Good start of spring count

The first day of spring count in Batumi was dominated by the migration of Steppe Buzzards and Black Kites. In the morning we saw them flying close to the mountains and were afraid of a long day with distance observations only. But shortly after 11 a.m. before the switch of the land sea breeze system the raptors came closer and closer  to our station 1 and finally took their routes in the west along the coast and in the east over the ridge and Big Mama. It was fantastic to see the diversity of raptors already on the first day of counting, which also shows us that we are maybe 2 weeks late with the count. However, as a pilot study we aim to record a good set of phenology data and an overview of the season.

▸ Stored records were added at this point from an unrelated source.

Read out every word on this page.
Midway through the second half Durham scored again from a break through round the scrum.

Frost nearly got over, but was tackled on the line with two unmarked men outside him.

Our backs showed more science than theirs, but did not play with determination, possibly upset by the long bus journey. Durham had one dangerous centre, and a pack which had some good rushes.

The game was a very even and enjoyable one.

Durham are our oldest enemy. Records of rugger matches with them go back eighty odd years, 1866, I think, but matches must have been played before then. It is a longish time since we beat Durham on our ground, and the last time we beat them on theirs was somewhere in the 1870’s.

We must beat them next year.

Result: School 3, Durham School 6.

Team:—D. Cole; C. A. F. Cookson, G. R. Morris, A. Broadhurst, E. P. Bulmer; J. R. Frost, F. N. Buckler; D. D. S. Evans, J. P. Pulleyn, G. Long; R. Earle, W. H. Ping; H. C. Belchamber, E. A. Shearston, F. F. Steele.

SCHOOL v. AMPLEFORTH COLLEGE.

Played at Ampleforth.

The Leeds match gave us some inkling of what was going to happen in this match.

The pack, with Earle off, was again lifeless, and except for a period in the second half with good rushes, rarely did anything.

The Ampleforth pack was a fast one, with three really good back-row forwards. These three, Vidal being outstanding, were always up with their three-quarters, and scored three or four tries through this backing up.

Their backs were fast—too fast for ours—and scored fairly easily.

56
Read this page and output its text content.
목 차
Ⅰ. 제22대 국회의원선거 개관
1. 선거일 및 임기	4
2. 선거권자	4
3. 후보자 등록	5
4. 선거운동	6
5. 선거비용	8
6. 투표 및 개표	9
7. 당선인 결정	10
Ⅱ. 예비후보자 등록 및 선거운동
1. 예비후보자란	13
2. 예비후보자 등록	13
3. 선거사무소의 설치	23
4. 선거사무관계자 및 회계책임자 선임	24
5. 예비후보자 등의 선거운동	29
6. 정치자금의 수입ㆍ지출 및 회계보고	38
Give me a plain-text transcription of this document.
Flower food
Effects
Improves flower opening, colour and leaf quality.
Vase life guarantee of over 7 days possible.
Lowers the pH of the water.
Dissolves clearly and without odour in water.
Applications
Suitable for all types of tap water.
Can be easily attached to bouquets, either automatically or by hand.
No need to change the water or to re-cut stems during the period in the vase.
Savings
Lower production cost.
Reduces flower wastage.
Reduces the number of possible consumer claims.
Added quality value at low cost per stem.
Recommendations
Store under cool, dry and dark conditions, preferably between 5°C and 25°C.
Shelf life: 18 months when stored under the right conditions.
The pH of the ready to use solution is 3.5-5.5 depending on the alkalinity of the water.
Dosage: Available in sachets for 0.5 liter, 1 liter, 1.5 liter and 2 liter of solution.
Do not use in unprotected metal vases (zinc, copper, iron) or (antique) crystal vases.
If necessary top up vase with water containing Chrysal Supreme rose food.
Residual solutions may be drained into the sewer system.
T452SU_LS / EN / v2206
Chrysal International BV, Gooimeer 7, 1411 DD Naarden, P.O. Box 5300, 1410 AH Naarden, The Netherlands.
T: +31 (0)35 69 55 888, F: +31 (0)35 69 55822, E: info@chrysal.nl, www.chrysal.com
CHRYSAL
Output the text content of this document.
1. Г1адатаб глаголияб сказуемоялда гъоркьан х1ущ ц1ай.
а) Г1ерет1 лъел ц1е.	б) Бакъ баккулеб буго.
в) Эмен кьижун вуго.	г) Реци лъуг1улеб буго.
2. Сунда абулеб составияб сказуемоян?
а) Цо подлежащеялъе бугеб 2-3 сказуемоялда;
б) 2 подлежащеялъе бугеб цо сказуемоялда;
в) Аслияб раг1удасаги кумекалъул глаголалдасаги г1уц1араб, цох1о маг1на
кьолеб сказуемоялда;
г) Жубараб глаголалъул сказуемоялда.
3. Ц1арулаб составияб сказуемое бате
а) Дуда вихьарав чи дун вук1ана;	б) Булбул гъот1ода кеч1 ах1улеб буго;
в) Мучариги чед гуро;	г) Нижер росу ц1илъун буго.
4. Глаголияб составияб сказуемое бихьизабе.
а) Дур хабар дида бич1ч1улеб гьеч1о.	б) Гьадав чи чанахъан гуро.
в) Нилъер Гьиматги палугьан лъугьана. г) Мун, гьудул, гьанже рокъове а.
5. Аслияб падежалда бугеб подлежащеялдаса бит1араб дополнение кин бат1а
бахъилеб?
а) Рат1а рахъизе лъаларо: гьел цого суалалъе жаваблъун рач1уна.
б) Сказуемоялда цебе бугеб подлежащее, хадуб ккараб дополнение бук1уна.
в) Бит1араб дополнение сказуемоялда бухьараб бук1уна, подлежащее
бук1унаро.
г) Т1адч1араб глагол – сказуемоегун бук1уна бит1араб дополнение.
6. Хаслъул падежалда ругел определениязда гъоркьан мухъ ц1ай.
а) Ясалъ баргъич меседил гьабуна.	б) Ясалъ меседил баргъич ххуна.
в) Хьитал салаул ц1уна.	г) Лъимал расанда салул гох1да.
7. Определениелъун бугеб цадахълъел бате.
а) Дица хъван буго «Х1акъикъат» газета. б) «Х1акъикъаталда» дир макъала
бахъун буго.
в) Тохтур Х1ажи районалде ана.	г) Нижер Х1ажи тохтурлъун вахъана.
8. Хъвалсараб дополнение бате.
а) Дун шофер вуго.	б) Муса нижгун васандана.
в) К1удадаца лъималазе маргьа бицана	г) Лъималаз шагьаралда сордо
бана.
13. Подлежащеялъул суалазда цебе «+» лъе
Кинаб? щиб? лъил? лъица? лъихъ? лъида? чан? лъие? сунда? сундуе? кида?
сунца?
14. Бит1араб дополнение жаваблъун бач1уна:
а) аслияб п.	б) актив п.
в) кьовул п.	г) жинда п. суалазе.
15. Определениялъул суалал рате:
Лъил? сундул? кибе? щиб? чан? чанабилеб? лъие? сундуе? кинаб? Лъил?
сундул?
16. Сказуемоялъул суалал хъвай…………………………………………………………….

The counting posts are occupied by two persons every third day in average which gives us enough time to similarly count in the Chorokhi Delta.

Results from station 1 (1. April):

  • Black Kites: 1.531

  • Steppe Buzzards: 952

  • Medium Unidentified Raptors: 5.974

  • Lesser Spotted Eagles: 53

  • Steppe Eagle: 2

  • Greater Spotted Eagle: 3

  • LesGrSteps: 64

  • Booted Eagle: 11

  • Short-Toed Eagle: 12

  • Pallid Harrier: 2 (adult male)

  • European Sparrowhawks: 36

  • Common Kestrel: 1

  • Goshawk: 1

  • Marsh Harrier: 2

with a total of 8.654 raptors and one beautiful Swift coming close to our station.

The results from the Chorokhi Delta:

  • Green Sandpiper

  • Common Greenshank

  • Little Ringed Plover

  • Dunlin

  • Ruff

  • Black tailed Godwit

  • Blue-Throat

  • Common Wheatear

  • Steppe Buzzard

  • Black Kite

  • Marsh Harrier

  • Osprey

  • Siberian Stonechats

  • Little Egret

  • Great Egret

  • Meadow Pipit

  • Common Snipe

  • Ruddy Shelduck

  • White Wagtails

  • Little Grebe

  • Garganey

  • Sedge Warbler

  • Barn Swallows

  • House Martin

  • Purple Heron

  • many uncounted Gulls

When visiting the harbour area we observed several Blue-Throats, a single Ruff, Semicollared Flycatcher, Hoopoe, Field Lark, Common Wheatear, Wood Lark, Yellow Wagtail feldegg, and a few Siberian Stonechats.

The first day we arrived was a big surprise. Instead of wearing sandals we had to grab our huts, gloves, boots and all layers of clothes to get started in the field. The temperature dropped to -1°C in the night and brought lots of snow to Sakhalvasho. Snowy palms, freezing emotions, but a warmly welcome of the families sitting together around their oven and tasting the regional cuisine.

The next day the temperature rose to 25°C, only a slow wind chilled us down. That's how the weather can be in Georgia.